As far as the church is concerned, AI as an issue will come and go, but the ordering and prioritization of human relationships is timeless, and is the important issue. The subtext of the whole thing is that if you get the principles right, the tech policy will fall into place.
You can argue with those principles, but at that point you really are just arguing with Catholicism itself, which is fine, but is besides the point.
(I'm not engaging with or disputing your takes on policy, only with your comment as a critique of the encyclical itself.)
Perhaps, but I think that's a bit generous. Let's look at Chapter 3, titled "TECHNOLOGY AND DOMINANCE. THE GRANDEUR OF HUMANITY IN LIGHT OF THE PROMISES OF AI."
This whole section is clearly about AI and social policy. It makes occasional Biblical references but if you strip those out it sounds like any Democrat podcast. If random people were given these quotes stripped of context, how many would guess it was the Pope?
For example: > What is needed is a more active political involvement that is capable of slowing things down when everything is accelerating
That's a demand for AI regulation.
Then take the paragraph that starts with:
> In many cases within the digital context, control over platforms, infrastructure, data and computing power does not rest with States, but with major economic and technological actors [snip]
The whole paragraph has nothing to do with Catholicism. It could have been written by the EU Commission and you'd never know. In it he appears to argue for the nationalization of AI labs, using standard progressivist claims.
Later the Pope argues once again for the nationalization of not just AI labs but all intellectual property held by the computing industry, using an argument I'm not afraid to condemn as theologically specious. In "The principle of the universal destination of goods" he says first that things like earth and water are given by God and thus everyone has a "right" to use them as they wish. From a theological perspective this is reasonable, albeit not from an economic perspective. But then he argues that patents, algorithms, datacenters and digital platforms are exactly the same as soil and water, and thus everyone should have them for free. That's nonsense. The religious justification for the first is that God made planet Earth, but He obviously didn't invent the transformer algorithm so why would the same logic apply?
All this is just standard left wing politics. The only theological justification I could find in the first part of this chapter is that some other recent Pope agrees with him.
I don't have any problem with Catholics or Catholicism. In fact I've written a whole essay arguing that AI raises issues only religion can deal with:
https://blog.plan99.net/the-looming-ai-consciousness-train-w...

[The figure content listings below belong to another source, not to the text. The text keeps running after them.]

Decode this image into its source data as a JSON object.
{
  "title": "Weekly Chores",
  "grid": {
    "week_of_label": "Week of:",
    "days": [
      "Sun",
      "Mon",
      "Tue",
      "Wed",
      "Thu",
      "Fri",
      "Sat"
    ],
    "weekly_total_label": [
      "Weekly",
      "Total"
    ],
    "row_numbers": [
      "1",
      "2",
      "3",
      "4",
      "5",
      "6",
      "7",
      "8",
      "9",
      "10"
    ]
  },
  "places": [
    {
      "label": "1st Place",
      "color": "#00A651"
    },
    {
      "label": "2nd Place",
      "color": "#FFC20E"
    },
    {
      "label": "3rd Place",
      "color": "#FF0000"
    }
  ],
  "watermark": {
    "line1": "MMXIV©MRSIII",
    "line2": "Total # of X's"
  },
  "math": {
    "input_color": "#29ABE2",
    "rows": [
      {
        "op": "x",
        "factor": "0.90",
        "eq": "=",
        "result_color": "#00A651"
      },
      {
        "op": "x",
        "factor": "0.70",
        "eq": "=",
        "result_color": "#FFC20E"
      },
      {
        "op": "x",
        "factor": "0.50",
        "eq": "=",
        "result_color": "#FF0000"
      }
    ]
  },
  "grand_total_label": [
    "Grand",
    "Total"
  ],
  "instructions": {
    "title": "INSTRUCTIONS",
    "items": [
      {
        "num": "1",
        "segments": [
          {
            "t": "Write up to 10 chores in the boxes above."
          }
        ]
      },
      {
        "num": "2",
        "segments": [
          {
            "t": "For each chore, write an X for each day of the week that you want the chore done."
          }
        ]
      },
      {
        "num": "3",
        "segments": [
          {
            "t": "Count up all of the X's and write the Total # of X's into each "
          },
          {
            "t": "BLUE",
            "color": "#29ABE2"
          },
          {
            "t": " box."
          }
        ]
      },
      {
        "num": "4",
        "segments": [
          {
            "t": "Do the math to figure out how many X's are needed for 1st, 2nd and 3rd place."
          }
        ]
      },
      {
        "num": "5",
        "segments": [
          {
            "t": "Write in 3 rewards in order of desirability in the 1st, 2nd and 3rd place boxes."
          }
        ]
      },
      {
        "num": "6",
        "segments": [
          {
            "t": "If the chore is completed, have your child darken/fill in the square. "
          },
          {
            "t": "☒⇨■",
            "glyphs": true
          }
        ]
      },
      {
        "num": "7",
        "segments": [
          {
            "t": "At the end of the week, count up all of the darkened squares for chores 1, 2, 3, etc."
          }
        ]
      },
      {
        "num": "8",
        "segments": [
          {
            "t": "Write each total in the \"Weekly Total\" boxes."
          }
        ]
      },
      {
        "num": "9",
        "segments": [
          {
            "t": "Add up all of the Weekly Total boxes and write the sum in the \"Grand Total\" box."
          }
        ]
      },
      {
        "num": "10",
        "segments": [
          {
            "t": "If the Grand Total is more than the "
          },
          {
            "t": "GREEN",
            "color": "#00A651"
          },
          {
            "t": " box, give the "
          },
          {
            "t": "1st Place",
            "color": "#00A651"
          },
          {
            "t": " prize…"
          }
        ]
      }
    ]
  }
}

Religion has something to contribute when it comes to pondering questions like, what is AI? Does it deserve compassion and feelings, does it have consciousness and free will, or is it just a machine? Does the creation of it make us challengers to God or would He have approved of us making creatures in our own image? But the Pope doesn't engage with those topics. Instead we get advocacy for government power. The world has enough of such politics already.